Interpretation of High Court on the Doctrine of Force Majeure:
• The court observed that parties agreed to keep the Force Majeure clause in the agreement, under this doctrine performance of contract can be put at bay because of an act of God or even Regulations of the Government to rescind a contract. This way the clause 23 of their contract is very similar to the Force Majeure clause. Besides that the Court also declared that the approach to save rights and obligations of contracting parties also makes pari materia to “doctrine of Frustration and Supervening impossibility”.
• The provision for Force Majeure is stated under Section 56, according to which upon the occurrence of an event which renders an impossibility of performance, thereafter the contract becomes void. Indian law recognises Doctrine of Frustration and supervening impossibility and illegality. And the word impossible is to be taken in a sense of practicality; it does not leave the matter to be determined by the intention of the parties.
• If in case the agreement becomes void due to the above doctrine, any advantage received under the said agreement also becomes void. Under Section 65 of the Indian Contract Act, the benefit is meant to be restored back to the other party.

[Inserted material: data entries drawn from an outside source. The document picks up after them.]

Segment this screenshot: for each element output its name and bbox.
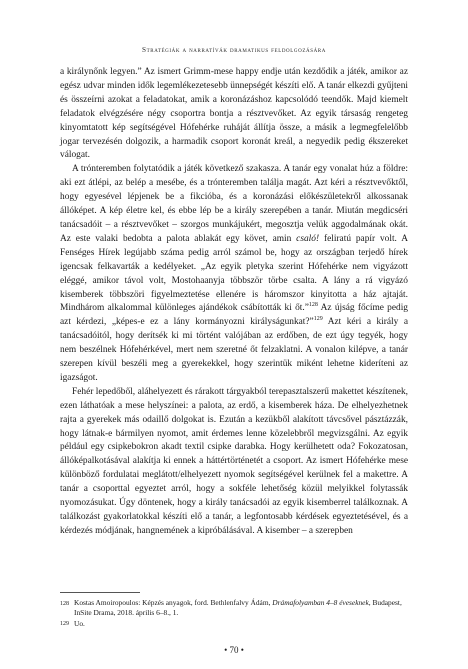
- footnote-divider: [60, 592, 140, 593]
- text-run: feliratú papír volt. A Fenséges Hírek legújabb száma pedig arról számol be, hogy az országban terjedő hírek igencsak felkavarták a kedélyeket. „Az egyik pletyka szerint Hófehérke nem vigyázott eléggé, amikor távol volt, Mostohaanyja többször törbe csalta. A lány a rá vigyázó kisemberek többszöri figyelmeztetése ellenére is háromszor kinyitotta a ház ajtaját. Mindhárom alkalommal különleges ajándékok csábították ki őt.”: [60, 233, 408, 314]
- footnote-ref: 129: [313, 316, 323, 323]
- footnote-text: [74, 598, 408, 619]
- italic-text: csaló!: [296, 233, 320, 244]
- italic-text: Drámafolyamban 4–8 éveseknek: [272, 598, 369, 607]
- paragraph: [60, 386, 408, 539]
- body-text: [60, 66, 408, 539]
- running-header: Stratégiák a narratívák dramatikus feldolgozására: [142, 46, 326, 54]
- footnote-number: 129: [60, 621, 69, 628]
- text-run: Az újság főcíme pedig azt kérdezi, „képes-e ez a lány kormányozni királyságunkat?”: [60, 303, 408, 328]
- text-run: Kostas Amoiropoulos: Képzés anyagok, ford. Bethlenfalvy Ádám,: [74, 598, 273, 607]
- footnotes: [60, 598, 408, 630]
- paragraph: [60, 163, 408, 386]
- footnote: [60, 598, 408, 619]
- footnote-text: [74, 619, 408, 630]
- footnote-number: 128: [60, 600, 69, 607]
- page-number: • 70 •: [224, 645, 244, 655]
- text-run: A trónteremben folytatódik a játék következő szakasza. A tanár egy vonalat húz a földre: aki ezt átlépi, az belép a mesébe, és a trónteremben találja magát. Azt kéri a résztvevőktől, hogy egyesével lépjenek be a fikcióba, és a koronázási előkészületekről alkossanak állóképet. A kép életre kel, és ebbe lép be a király szerepében a tanár. Miután megdicséri tanácsadóit – a résztvevőket – szorgos munkájukért, megosztja velük aggodalmának okát. Az este valaki bedobta a palota ablakát egy követ, amin: [60, 164, 408, 244]
- text-run: a királynőnk legyen.” Az ismert Grimm-mese happy endje után kezdődik a játék, amikor az egész udvar minden idők legemlékezetesebb ünnepségét készíti elő. A tanár elkezdi gyűjteni és összeírni azokat a feladatokat, amik a koronázáshoz kapcsolódó teendők. Majd kiemelt feladatok elvégzésére négy csoportra bontja a résztvevőket. Az egyik társaság rengeteg kinyomtatott kép segítségével Hófehérke ruháját állítja össze, a másik a legmegfelelőbb jogar tervezésén dolgozik, a harmadik csoport koronát kreál, a negyedik pedig ékszereket válogat.: [60, 67, 408, 161]
- text-run: , Budapest, InSite Drama, 2018. április 6–8., 1.: [74, 598, 402, 618]
- footnote: [60, 619, 408, 630]
- text-run: Fehér lepedőből, aláhelyezett és rárakott tárgyakból terepasztalszerű makettet készítenek, ezen láthatóak a mese helyszínei: a palota, az erdő, a kisemberek háza. De elhelyezhetnek rajta a gyerekek más odaillő dolgokat is. Ezután a kezükből alakított távcsővel pásztázzák, hogy látnak-e bármilyen nyomot, amit érdemes lenne közelebbről megvizsgálni. Az egyik például egy csipkebokron akadt textil csipke darabka. Hogy kerülhetett oda? Fokozatosan, állóképalkotásával alakítja ki ennek a háttértörténetét a csoport. Az ismert Hófehérke mese különböző fordulatai meglátott/elhelyezett nyomok segítségével kerülnek fel a makettre. A tanár a csoporttal egyeztet arról, hogy a sokféle lehetőség közül melyikkel folytassák nyomozásukat. Úgy döntenek, hogy a király tanácsadói az egyik kisemberrel találkoznak. A találkozást gyakorlatokkal készíti elő a tanár, a legfontosabb kérdések egyeztetésével, és a kérdezés módjának, hangnemének a kipróbálásával. A kisember – a szerepben: [60, 386, 408, 536]
- text-run: Azt kéri a király a tanácsadóitól, hogy derítsék ki mi történt valójában az erdőben, de ezt úgy tegyék, hogy nem beszélnek Hófehérkével, mert nem szeretné őt felzaklatni. A vonalon kilépve, a tanár szerepen kívül beszéli meg a gyerekekkel, hogy szerintük miként lehetne kideríteni az igazságot.: [60, 317, 408, 383]
- footnote-ref: 128: [308, 302, 318, 309]
- text-run: Uo.: [74, 618, 85, 628]
- paragraph: [60, 66, 408, 163]
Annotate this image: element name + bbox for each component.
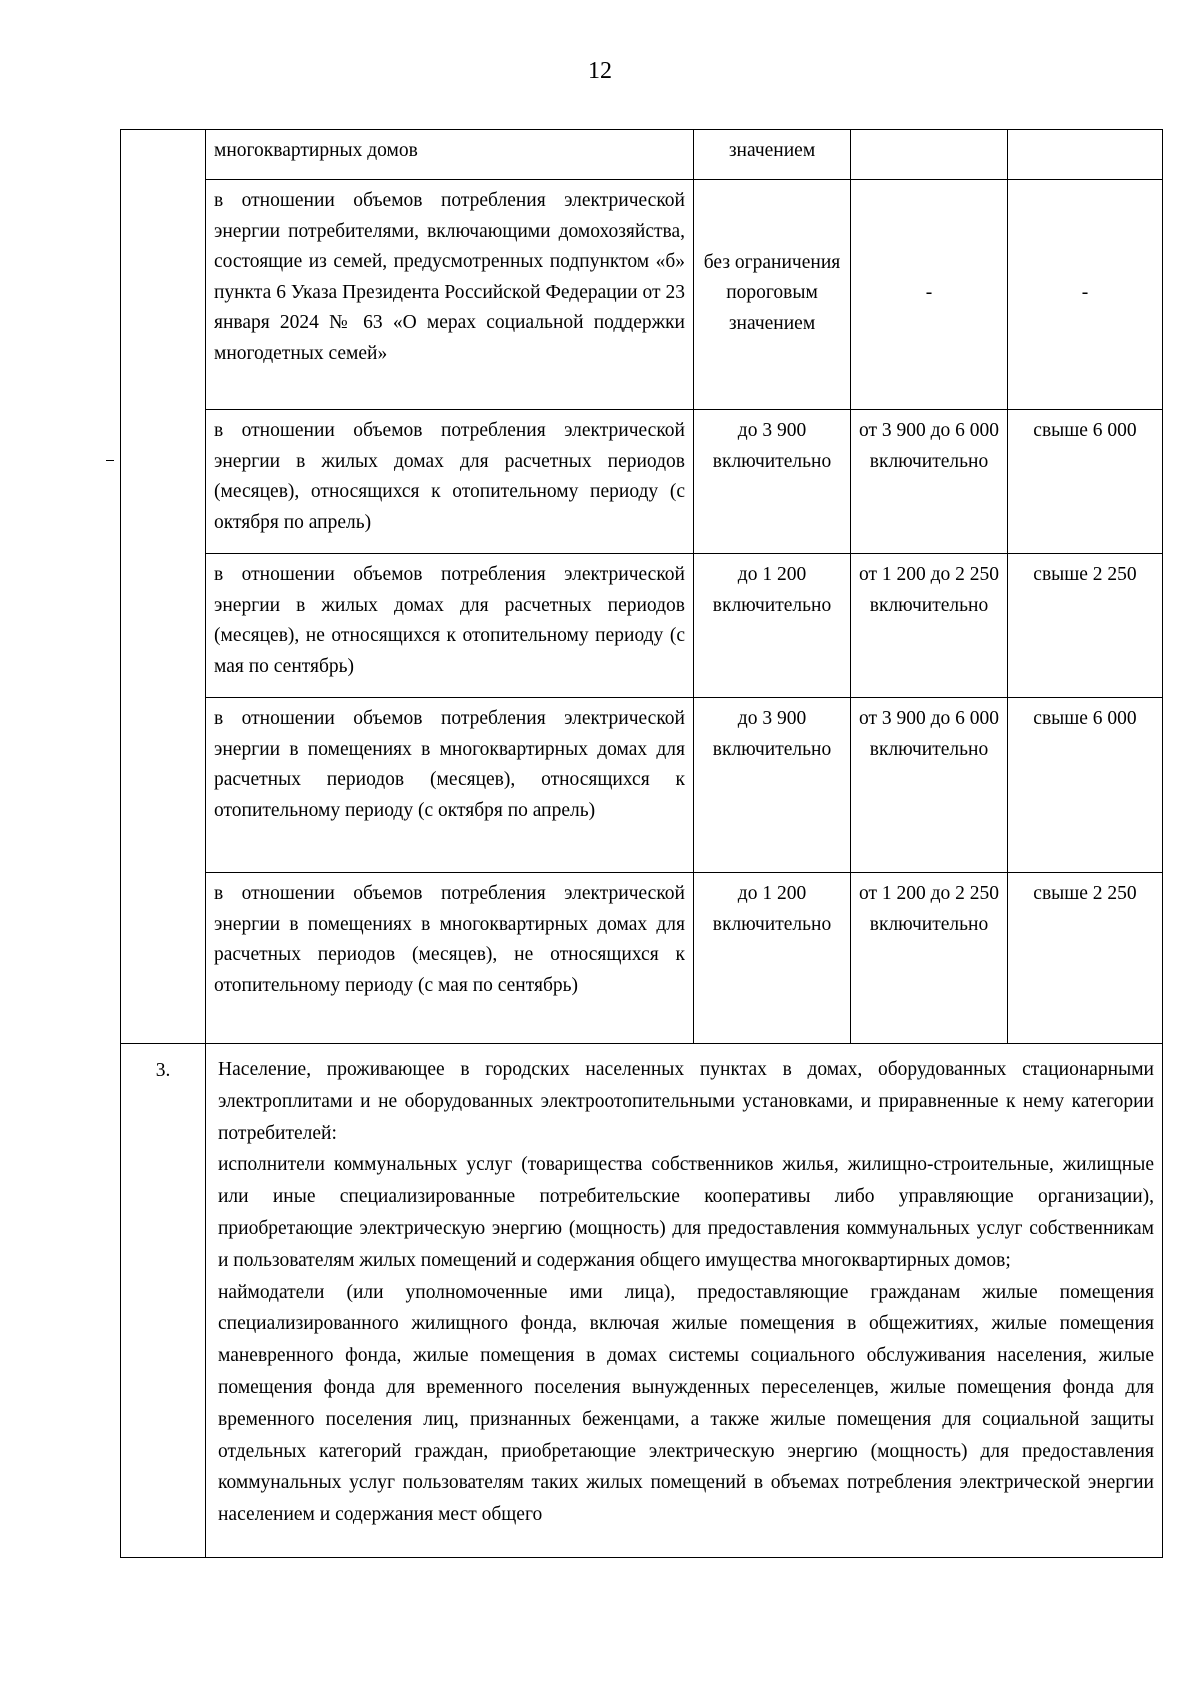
row-description: в отношении объемов потребления электрической энергии потребителями, включающими домохозяйства, состоящие из семей, предусмотренных подпунктом «б» пункта 6 Указа Президента Российской Федерации от 23 января 2024 № 63 «О мерах социальной поддержки многодетных семей» (206, 180, 694, 410)
section-paragraph: наймодатели (или уполномоченные ими лица), предоставляющие гражданам жилые помещения специализированного жилищного фонда, включая жилые помещения в общежитиях, жилые помещения маневренного фонда, жилые помещения в домах системы социального обслуживания населения, жилые помещения фонда для временного поселения вынужденных переселенцев, жилые помещения фонда для временного поселения лиц, признанных беженцами, а также жилые помещения для социальной защиты отдельных категорий граждан, приобретающие электрическую энергию (мощность) для предоставления коммунальных услуг пользователям таких жилых помещений в объемах потребления электрической энергии населением и содержания мест общего (218, 1281, 1154, 1526)
threshold-cell: до 1 200 включительно (694, 873, 851, 1044)
table-row (121, 180, 1163, 410)
range-cell: - (851, 180, 1008, 410)
section-paragraph: исполнители коммунальных услуг (товарищества собственников жилья, жилищно-строительные, жилищные или иные специализированные потребительские кооперативы либо управляющие организации), приобретающие электрическую энергию (мощность) для предоставления коммунальных услуг собственникам и пользователям жилых помещений и содержания общего имущества многоквартирных домов; (218, 1154, 1154, 1271)
range-cell: от 1 200 до 2 250 включительно (851, 554, 1008, 698)
table-row (121, 873, 1163, 1044)
section-paragraph: Население, проживающее в городских населенных пунктах в домах, оборудованных стационарными электроплитами и не оборудованных электроотопительными установками, и приравненные к нему категории потребителей: (218, 1059, 1154, 1144)
section-text (206, 1044, 1163, 1558)
upper-cell: свыше 2 250 (1008, 554, 1163, 698)
row-number-cell (121, 130, 206, 1044)
table-row (121, 410, 1163, 554)
row-description: в отношении объемов потребления электрической энергии в помещениях в многоквартирных домах для расчетных периодов (месяцев), не относящихся к отопительному периоду (с мая по сентябрь) (206, 873, 694, 1044)
upper-cell: свыше 6 000 (1008, 410, 1163, 554)
row-description: в отношении объемов потребления электрической энергии в помещениях в многоквартирных домах для расчетных периодов (месяцев), относящихся к отопительному периоду (с октября по апрель) (206, 698, 694, 873)
range-cell (851, 130, 1008, 180)
section-number: 3. (121, 1044, 206, 1558)
threshold-cell: значением (694, 130, 851, 180)
table-row (121, 130, 1163, 180)
threshold-cell: до 3 900 включительно (694, 698, 851, 873)
threshold-cell: до 1 200 включительно (694, 554, 851, 698)
range-cell: от 3 900 до 6 000 включительно (851, 410, 1008, 554)
threshold-cell: без ограничения пороговым значением (694, 180, 851, 410)
row-description: в отношении объемов потребления электрической энергии в жилых домах для расчетных периодов (месяцев), не относящихся к отопительному периоду (с мая по сентябрь) (206, 554, 694, 698)
row-description: в отношении объемов потребления электрической энергии в жилых домах для расчетных периодов (месяцев), относящихся к отопительному периоду (с октября по апрель) (206, 410, 694, 554)
range-cell: от 3 900 до 6 000 включительно (851, 698, 1008, 873)
margin-mark (106, 460, 114, 461)
range-cell: от 1 200 до 2 250 включительно (851, 873, 1008, 1044)
section-row (121, 1044, 1163, 1558)
page-number: 12 (588, 58, 612, 84)
threshold-cell: до 3 900 включительно (694, 410, 851, 554)
upper-cell (1008, 130, 1163, 180)
upper-cell: - (1008, 180, 1163, 410)
tariff-table (120, 129, 1163, 1558)
row-description: многоквартирных домов (206, 130, 694, 180)
table-row (121, 698, 1163, 873)
upper-cell: свыше 6 000 (1008, 698, 1163, 873)
table-row (121, 554, 1163, 698)
upper-cell: свыше 2 250 (1008, 873, 1163, 1044)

• The contract had very evidently recognised Force Majeure clause and they had also agreed to pay for Force Majeure rate in occurring of an event which is ‘temporary’ in nature.
The Decision Thereof
• The contract was based on a fixed rate. The parties enter a contract to mitigate the risk before they get into the process of tender.
• If limiting the price variation was not the purpose of the tender, then the decision of the Arbitral Tribunal cannot be upheld. It defeats the specifications of the contract, price fluctuations cannot be brought under the 23rd clause of the contract unless there is any substantial reason of inclusion.
• Mere difficulty and inconvenience to the party is not Force Majeure.
Conclusion
In the Indian Jurisprudence there has been no explicit use of the doctrine of force majeure that saves the party from performing the contract. The Indian courts have an approach to dissect the issue solely based on the facts of the respective case. Considering all these points relief is granted to the party. Even though the Indian law is receptive towards the Doctrine of Force Majeure but an inclination towards the Doctrine of Frustration is seen time and again in the relevant cases. If the performance seems to be possible to the party, then the party must repel from construing frustration in their case. Covid-19 should be ideally viewed as a temporary situation; the parties must have a rational approach while making the decision of terminating the contract.